De acordo com Eduardo Carmello, diretor da Entheusiasmos Consultoria em Talentos Humanos, os RHs perceberam que a resiliência é uma competência essencial para os talentos e as organizações. “A resiliência é altamente valorizada pela sua capacidade de lidar proativamente com as exigências de mercado. Alguns poucos RHs acreditam que resiliência é uma moda, mas nós a identificamos como uma tendência.” De acordo com Carmello, as transformações de mercado, do consumidor, da tecnologia e do conhecimento serão cada vez mais complexas e intensas, gerando uma necessidade de organização, flexibilidade e prontidão para todas as empresas, o que exige, obviamente, resiliência.
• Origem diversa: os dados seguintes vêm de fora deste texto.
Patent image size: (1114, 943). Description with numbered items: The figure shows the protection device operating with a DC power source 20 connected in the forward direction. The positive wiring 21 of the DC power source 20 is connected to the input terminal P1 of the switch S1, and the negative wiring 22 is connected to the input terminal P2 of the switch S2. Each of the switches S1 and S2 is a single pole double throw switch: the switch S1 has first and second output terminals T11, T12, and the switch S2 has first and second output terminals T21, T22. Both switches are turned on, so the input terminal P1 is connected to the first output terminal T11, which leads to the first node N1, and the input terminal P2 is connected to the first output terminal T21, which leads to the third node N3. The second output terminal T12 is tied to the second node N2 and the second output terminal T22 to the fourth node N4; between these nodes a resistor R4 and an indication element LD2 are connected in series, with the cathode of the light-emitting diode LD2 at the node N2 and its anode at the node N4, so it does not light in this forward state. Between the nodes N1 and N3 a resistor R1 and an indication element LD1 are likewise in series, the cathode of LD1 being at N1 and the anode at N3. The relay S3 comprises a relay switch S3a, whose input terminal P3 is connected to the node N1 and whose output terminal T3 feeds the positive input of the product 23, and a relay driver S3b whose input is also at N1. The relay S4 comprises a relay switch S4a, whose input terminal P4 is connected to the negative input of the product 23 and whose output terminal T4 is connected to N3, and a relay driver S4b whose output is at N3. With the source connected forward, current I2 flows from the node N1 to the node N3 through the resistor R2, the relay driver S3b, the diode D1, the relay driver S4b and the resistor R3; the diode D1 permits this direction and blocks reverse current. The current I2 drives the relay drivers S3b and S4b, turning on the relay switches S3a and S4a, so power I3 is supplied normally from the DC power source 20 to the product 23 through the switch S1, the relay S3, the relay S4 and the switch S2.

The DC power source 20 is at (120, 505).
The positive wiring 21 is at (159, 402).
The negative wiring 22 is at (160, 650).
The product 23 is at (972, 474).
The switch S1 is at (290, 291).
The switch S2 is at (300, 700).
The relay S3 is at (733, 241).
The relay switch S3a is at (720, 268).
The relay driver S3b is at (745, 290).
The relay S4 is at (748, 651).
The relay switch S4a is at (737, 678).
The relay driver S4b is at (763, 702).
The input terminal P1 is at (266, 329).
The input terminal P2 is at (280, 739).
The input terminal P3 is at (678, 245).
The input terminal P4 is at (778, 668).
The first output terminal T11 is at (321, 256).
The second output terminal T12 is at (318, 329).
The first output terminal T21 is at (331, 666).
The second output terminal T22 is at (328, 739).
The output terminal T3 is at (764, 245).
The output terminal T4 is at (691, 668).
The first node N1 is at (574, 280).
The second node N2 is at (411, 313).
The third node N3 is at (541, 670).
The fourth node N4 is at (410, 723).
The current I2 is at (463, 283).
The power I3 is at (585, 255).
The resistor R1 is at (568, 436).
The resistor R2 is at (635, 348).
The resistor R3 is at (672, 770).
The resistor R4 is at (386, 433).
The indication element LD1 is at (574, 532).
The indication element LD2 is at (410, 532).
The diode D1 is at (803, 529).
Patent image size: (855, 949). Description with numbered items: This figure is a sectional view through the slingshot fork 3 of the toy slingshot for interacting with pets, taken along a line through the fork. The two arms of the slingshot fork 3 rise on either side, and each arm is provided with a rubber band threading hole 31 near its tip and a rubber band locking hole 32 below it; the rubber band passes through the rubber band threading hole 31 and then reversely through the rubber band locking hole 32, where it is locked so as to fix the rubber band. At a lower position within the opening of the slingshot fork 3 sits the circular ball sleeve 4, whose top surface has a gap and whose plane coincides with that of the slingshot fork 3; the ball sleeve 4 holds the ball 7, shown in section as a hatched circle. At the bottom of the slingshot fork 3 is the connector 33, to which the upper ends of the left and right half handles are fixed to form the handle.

Ele acredita que sem a resiliência os profissionais têm dificuldade para compreender as prioridades, os objetivos e os critérios de gestão que, em muitas empresas, têm mudado diariamente. Esse cenário gera muitos conflitos pessoais e profissionais. “Com a resiliência, os talentos sentem-se mais confiantes e seguros para crescer e amadurecer, mesmo em situações de conflito e incertezas. O ideal não é ver a resiliência só como uma competência que enfrenta crises e aguenta pressões, mas como um fenômeno de excelência que produz transformação. Que se renova e se funde com o novo, constantemente, para produzir valor”, analisa.
Processos de transição
A Invicta, produtora das ampolas de garrafas térmicas no Brasil, tem percebido e valorizado a resiliência. Van der Laam, gerente de RH da empresa, afirma que “o impacto da resiliência no resultado é comprovado por muitas corporações que desenvolveram programas e ferramentas para incorporá-la na cultura da empresa como forma contínua de gerenciar pessoas, processos e resultados”.
Por sessenta e dois anos, a Invicta era gerida pela família que criou a marca e agora passa a compor o pool da The Coleman Company, empresa multinacional norteamericana com foco em inovação, pessoas, melhoria contínua e resultados. O executivo conta que a resiliencia dos profissionais foi colocada em teste no processo de unificação das crenças das duas companhias.
Clima interno
“Esse processo exigiu muito dos colaboradores, principalmente da gestão, para traçarmos novas rotas, gerenciarmos o clima interno, retermos os colaboradores e sermos mais produtivos. O nível de resiliência de cada colaborador foi colocado à prova em todos momentos e, como resultado, além de sermos líderes e sinônimo de qualidade e inovação em garrafas térmicas, somos os responsáveis por venda e distribuição nacional dos produtos da Coleman, empresa líder mundial de produtos para outdoor”, conta.
O executivo acredita que os gestores resilientes administram a pressão mantendo o bom senso e o clima da equipe saudável, o que traz bons resultados. Segundo Van Der Laam, o RH tem ferramentas e métricas para identificar a resiliência, como assessment, avaliação de desempenho e avaliação 360º, que proporcionam feedback e autoconhecimento dos comportamentos manifestados pelo profissional com os pares e a equipe. Porém, ele alerta que o programa de desenvolvimento de líderes não deve observar apenas o desenvolvimento da resiliência. “Líderes bem preparados são resilientes, comunicativos e engajadores; a maneira de ajudá-los varia de acordo com o porte e necessidade da empresa, passando do coaching individual até os programas de team building”, indica. No caso da Invicta, como a mudança é grande, todos os setores foram contemplados com o programa de desenvolvimento, que se iniciou em 2012 e vai se estender por todo ano de 2015.
“Percebemos que empresas resilientes desenvolvem continuamente ambientes onde as ideias e conhecimentos possam ser criados, sistematizados e transferidos para todos na organização. Costumamos dizer que uma empresa resiliente fomenta o conhecimento estratégico e o valor da marca em cada ato de cada talento, sendo de fato percebido, como valor por seus clientes”, conclui Carmello, da Entheusiasmos.